I have been working for six months in Canada as a Permanent Resident (through spousal sponsorship). I know to qualify for Maternity EI in Canada you need to have been working for approx 1 year. I know I am not allowed to claim unemployment benefits for my first 3 years of being here but wondered if Maternity EI was classed as unemployment benefit. Any help would be greatly appreciated.

Thanks!


----------



## Auld Yin (Mar 10, 2009)

hbrennagh said:


> Hi all,
> 
> I have been working for six months in Canada as a Permanent Resident (through spousal sponsorship). I know to qualify for Maternity EI in Canada you need to have been working for approx 1 year. I know I am not allowed to claim unemployment benefits for my first 3 years of being here but wondered if Maternity EI was classed as unemployment benefit. Any help would be greatly appreciated.
> 
> Thanks!


I don't understand your question(s). You know you're not allowed to claim maternity benefit unless you've worked at least one year and that you have to have been here three years to claim EI. Maternity benefits are essentially EI benefits,


----------



## hbrennagh (Apr 30, 2009)

Auld Yin said:


> I don't understand your question(s). You know you're not allowed to claim maternity benefit unless you've worked at least one year and that you have to have been here three years to claim EI. Maternity benefits are essentially EI benefits,


Hi Auld Yin,

Thank you for your response.

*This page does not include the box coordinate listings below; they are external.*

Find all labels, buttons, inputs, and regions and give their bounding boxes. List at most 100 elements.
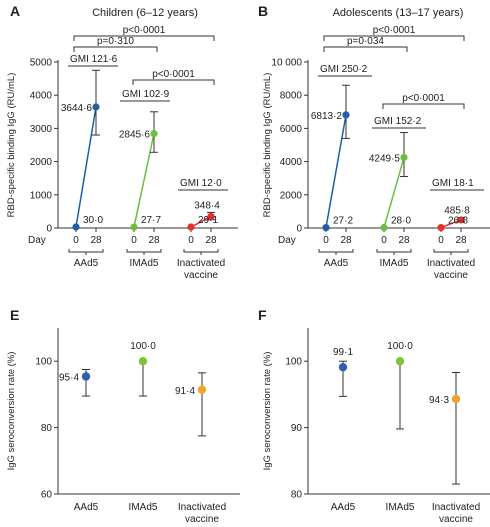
x-tick-label: 0 (323, 235, 329, 246)
y-tick-label: 4000 (30, 91, 53, 102)
value-label-day0: 26·8 (448, 216, 468, 227)
y-axis-label: IgG seroconversion rate (%) (262, 352, 273, 471)
series-line (325, 114, 347, 228)
series-line (75, 106, 97, 228)
y-tick-label: 2000 (30, 157, 53, 168)
group-label: Inactivated vaccine (427, 258, 475, 281)
pvalue-label: p<0·0001 (402, 93, 445, 104)
day-axis-label: Day (28, 235, 46, 246)
value-label-day28: 348·4 (194, 200, 220, 211)
y-tick-label: 60 (41, 490, 53, 501)
value-label-day0: 30·0 (83, 215, 103, 226)
pvalue-label: p=0·034 (347, 36, 384, 47)
data-point-day28 (150, 129, 158, 138)
category-label: Inactivated vaccine (178, 502, 226, 525)
series-line (190, 215, 212, 228)
data-point-day28 (457, 216, 465, 224)
data-point-day0 (130, 223, 138, 231)
y-tick-label: 6000 (280, 124, 303, 135)
y-tick-label: 10 000 (271, 58, 302, 69)
day-axis-label: Day (278, 235, 296, 246)
data-point-day0 (72, 223, 80, 231)
pvalue-label: p=0·310 (97, 36, 134, 47)
x-tick-label: 28 (455, 235, 467, 246)
rate-value-label: 99·1 (333, 347, 353, 358)
value-label-day0: 27·2 (333, 216, 353, 227)
y-tick-label: 80 (291, 490, 303, 501)
group-label: AAd5 (74, 258, 99, 269)
gmi-label: GMI 121·6 (70, 54, 118, 65)
group-brace (433, 249, 469, 255)
group-label: IMAd5 (380, 258, 409, 269)
value-label-day28: 4249·5 (369, 153, 401, 164)
data-point-day0 (437, 223, 445, 232)
group-label: Inactivated vaccine (177, 258, 225, 281)
x-tick-label: 0 (73, 235, 79, 246)
pvalue-bracket (382, 103, 465, 109)
data-point-day28 (92, 103, 100, 111)
data-point-day0 (187, 223, 195, 231)
pvalue-bracket (132, 79, 215, 85)
pvalue-bracket (73, 46, 158, 52)
rate-point (451, 394, 461, 404)
rate-point (138, 357, 148, 366)
y-tick-label: 80 (41, 423, 53, 434)
y-axis-label: IgG seroconversion rate (%) (6, 352, 17, 471)
x-tick-label: 28 (148, 235, 160, 246)
group-brace (126, 249, 162, 255)
data-point-day28 (400, 153, 408, 162)
value-label-day28: 485·8 (444, 206, 470, 217)
category-label: IMAd5 (386, 502, 415, 513)
category-label: AAd5 (331, 502, 356, 513)
value-label-day28: 6813·2 (311, 111, 343, 122)
category-label: AAd5 (74, 502, 99, 513)
value-label-day28: 3644·6 (61, 103, 93, 114)
gmi-label: GMI 250·2 (320, 64, 368, 75)
y-tick-label: 90 (291, 423, 303, 434)
y-tick-label: 0 (46, 224, 52, 235)
series-line (133, 133, 155, 228)
pvalue-bracket (323, 46, 408, 52)
x-tick-label: 0 (438, 235, 444, 246)
y-axis-label: RBD-specific binding IgG (RU/mL) (6, 73, 17, 218)
value-label-day0: 27·7 (141, 215, 161, 226)
group-brace (376, 249, 412, 255)
y-tick-label: 8000 (280, 91, 303, 102)
panel-label: F (258, 307, 267, 323)
category-label: Inactivated vaccine (432, 502, 480, 525)
y-tick-label: 2000 (280, 190, 303, 201)
x-tick-label: 0 (131, 235, 137, 246)
panel-title: Adolescents (13–17 years) (333, 7, 464, 19)
rate-point (395, 357, 405, 366)
value-label-day0: 29·1 (198, 215, 218, 226)
group-brace (318, 249, 354, 255)
rate-value-label: 95·4 (59, 372, 79, 383)
group-brace (183, 249, 219, 255)
x-tick-label: 0 (381, 235, 387, 246)
pvalue-label: p<0·0001 (123, 25, 166, 36)
value-label-day28: 2845·6 (119, 130, 151, 141)
value-label-day0: 28·0 (391, 216, 411, 227)
panel-title: Children (6–12 years) (92, 7, 198, 19)
panel-label: A (10, 3, 20, 19)
y-tick-label: 5000 (30, 58, 53, 69)
rate-value-label: 100·0 (387, 341, 413, 352)
x-tick-label: 28 (398, 235, 410, 246)
y-axis-label: RBD-specific binding IgG (RU/mL) (262, 73, 273, 218)
rate-value-label: 94·3 (429, 395, 449, 406)
x-tick-label: 28 (340, 235, 352, 246)
y-tick-label: 100 (285, 357, 302, 368)
group-brace (68, 249, 104, 255)
y-tick-label: 0 (296, 224, 302, 235)
data-point-day28 (207, 212, 215, 221)
x-tick-label: 0 (188, 235, 194, 246)
data-point-day0 (322, 223, 330, 232)
pvalue-bracket (323, 35, 465, 41)
y-tick-label: 4000 (280, 157, 303, 168)
group-label: AAd5 (324, 258, 349, 269)
y-tick-label: 100 (35, 357, 52, 368)
x-tick-label: 28 (205, 235, 217, 246)
rate-value-label: 91·4 (175, 386, 195, 397)
rate-point (338, 362, 348, 372)
x-tick-label: 28 (90, 235, 102, 246)
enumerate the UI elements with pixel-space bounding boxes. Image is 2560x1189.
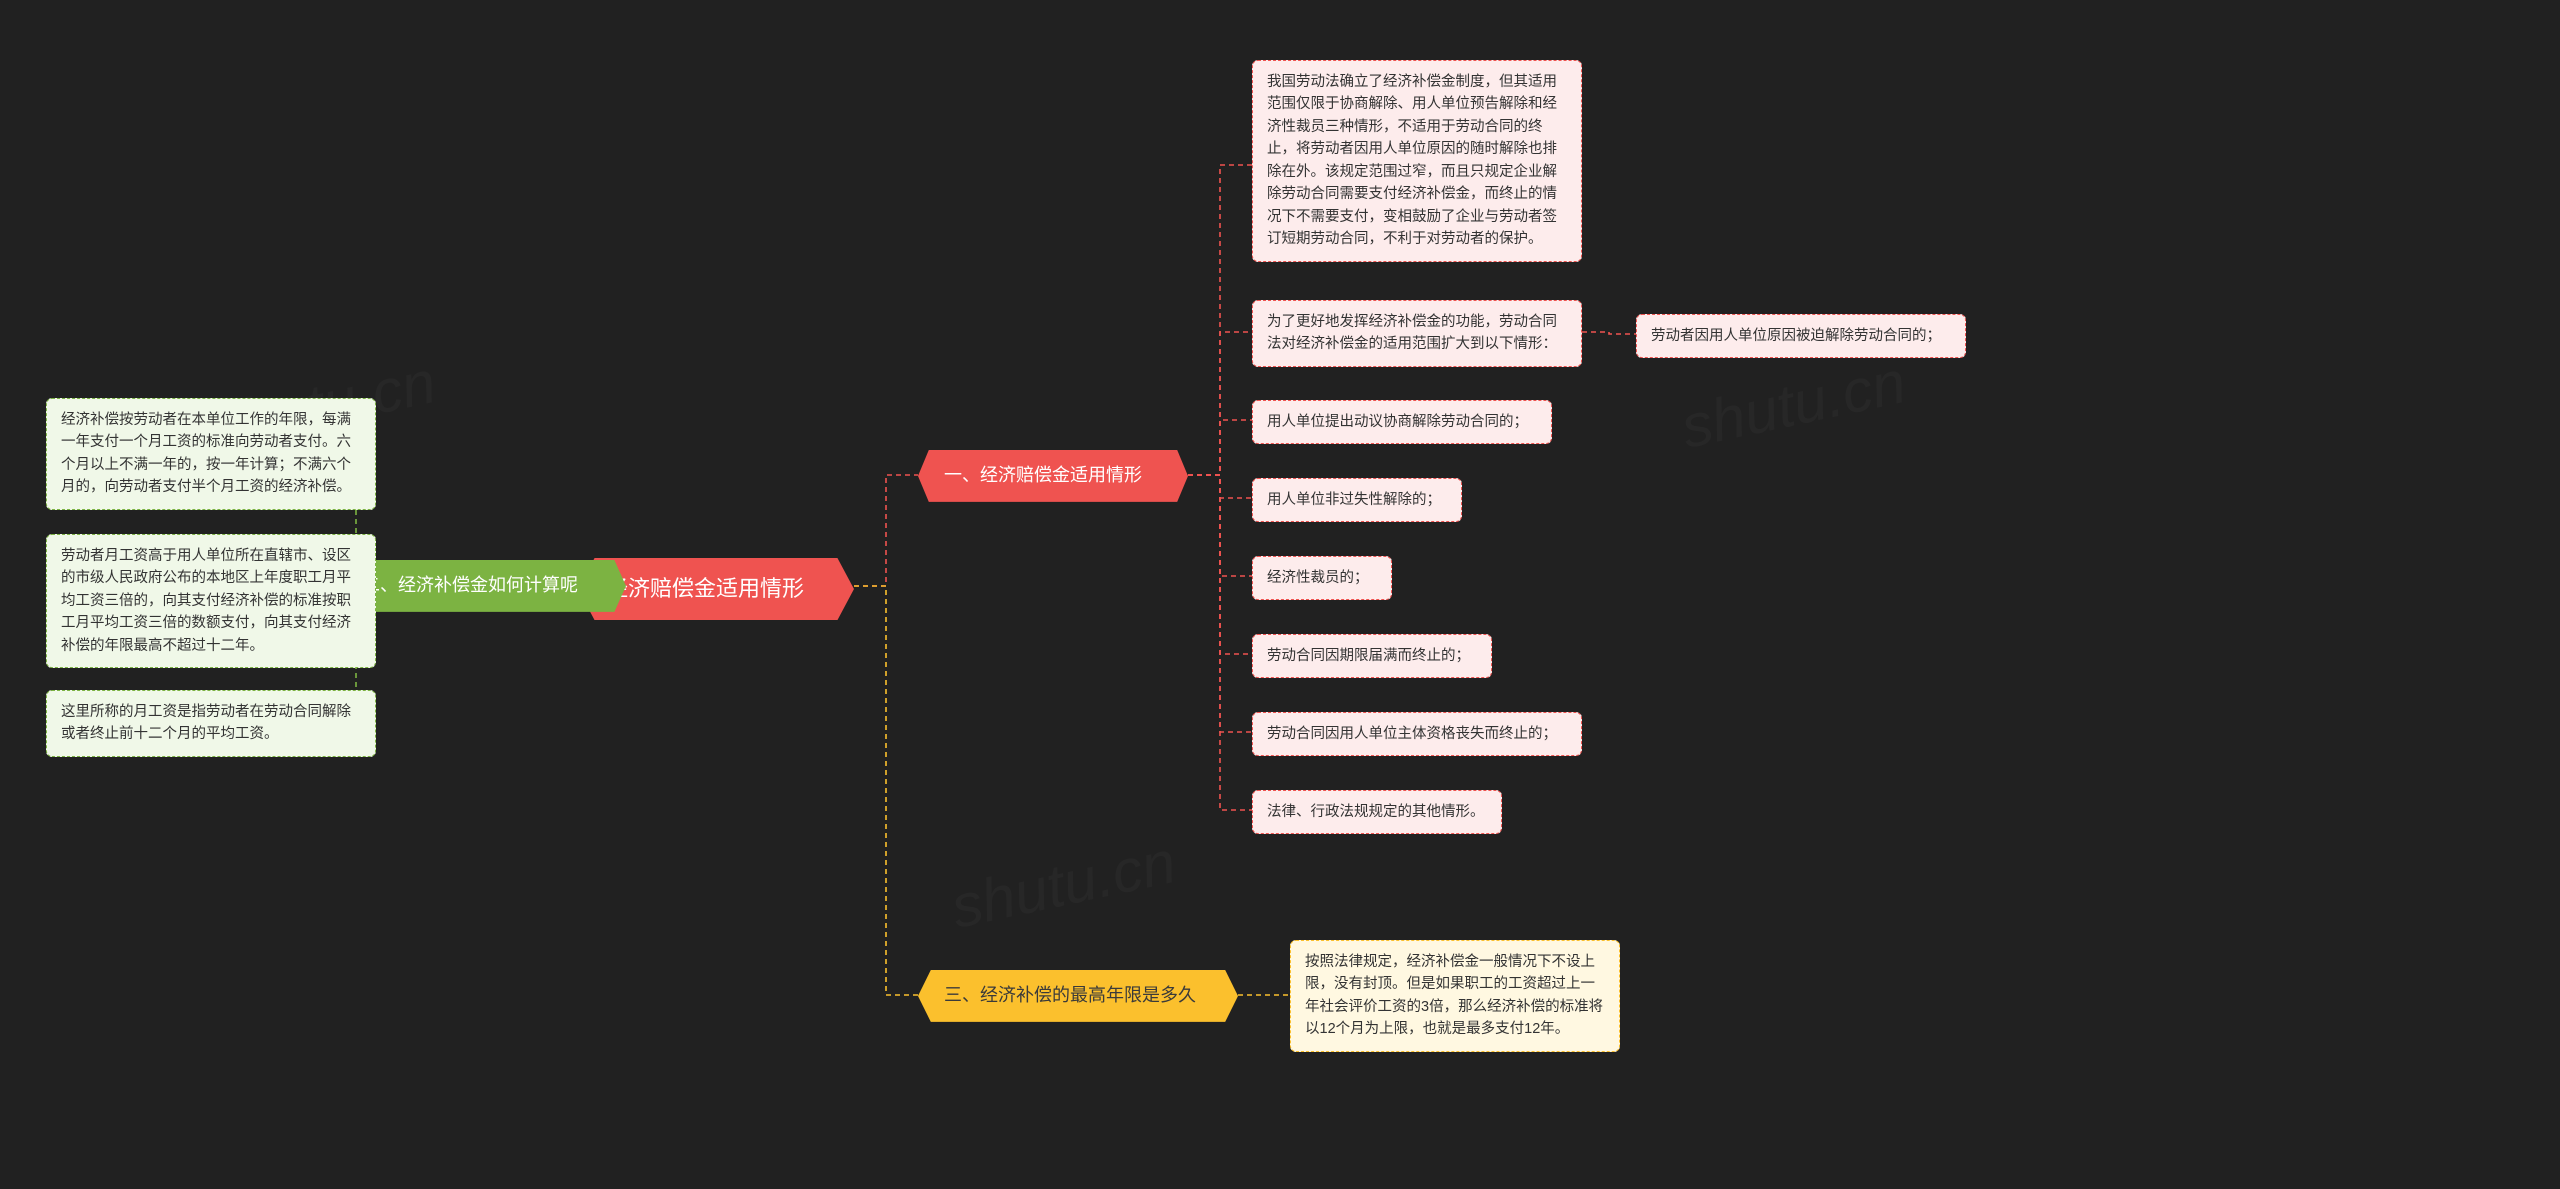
leaf-b1-3: 用人单位提出动议协商解除劳动合同的； <box>1252 400 1552 444</box>
branch-3: 三、经济补偿的最高年限是多久 <box>918 970 1238 1022</box>
leaf-b2-2: 劳动者月工资高于用人单位所在直辖市、设区的市级人民政府公布的本地区上年度职工月平… <box>46 534 376 668</box>
leaf-b1-8: 法律、行政法规规定的其他情形。 <box>1252 790 1502 834</box>
leaf-b2-1: 经济补偿按劳动者在本单位工作的年限，每满一年支付一个月工资的标准向劳动者支付。六… <box>46 398 376 510</box>
leaf-b1-2: 为了更好地发挥经济补偿金的功能，劳动合同法对经济补偿金的适用范围扩大到以下情形： <box>1252 300 1582 367</box>
leaf-b1-6: 劳动合同因期限届满而终止的； <box>1252 634 1492 678</box>
watermark: shutu.cn <box>1675 347 1911 462</box>
watermark: shutu.cn <box>945 827 1181 942</box>
leaf-b3-1: 按照法律规定，经济补偿金一般情况下不设上限，没有封顶。但是如果职工的工资超过上一… <box>1290 940 1620 1052</box>
leaf-b2-3: 这里所称的月工资是指劳动者在劳动合同解除或者终止前十二个月的平均工资。 <box>46 690 376 757</box>
leaf-b1-7: 劳动合同因用人单位主体资格丧失而终止的； <box>1252 712 1582 756</box>
leaf-b1-4: 用人单位非过失性解除的； <box>1252 478 1462 522</box>
leaf-b1-1: 我国劳动法确立了经济补偿金制度，但其适用范围仅限于协商解除、用人单位预告解除和经… <box>1252 60 1582 262</box>
leaf-b1-2-1: 劳动者因用人单位原因被迫解除劳动合同的； <box>1636 314 1966 358</box>
branch-1: 一、经济赔偿金适用情形 <box>918 450 1188 502</box>
leaf-b1-5: 经济性裁员的； <box>1252 556 1392 600</box>
branch-2: 二、经济补偿金如何计算呢 <box>336 560 626 612</box>
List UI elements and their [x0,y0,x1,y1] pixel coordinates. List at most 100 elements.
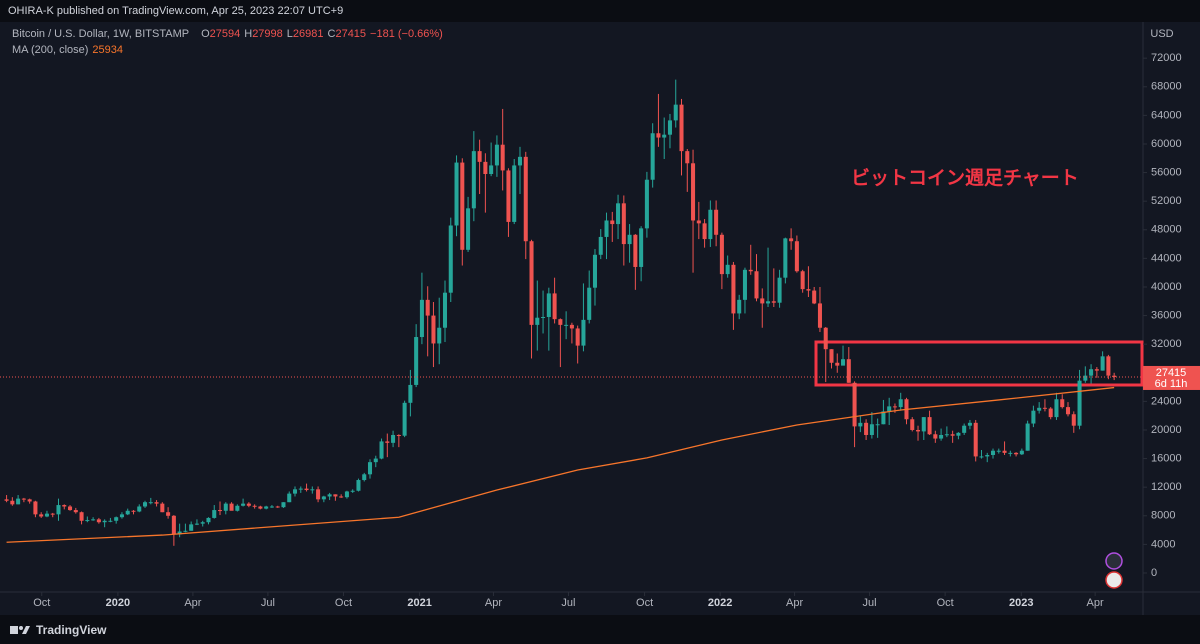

I just wasn't sure if the maternity benefits were classed differently. 

Thanks again.


----------



## hbrennagh (Apr 30, 2009)

Hi,

For future questions surrounding this topic....finally spoke with an EI agent and they have told me that as long as I have a Social Insurance number and have worked for 600 hours in 52 weeks with this social insurance number I should be eligible for Maternity Benefits.

Thanks,

Helen


----------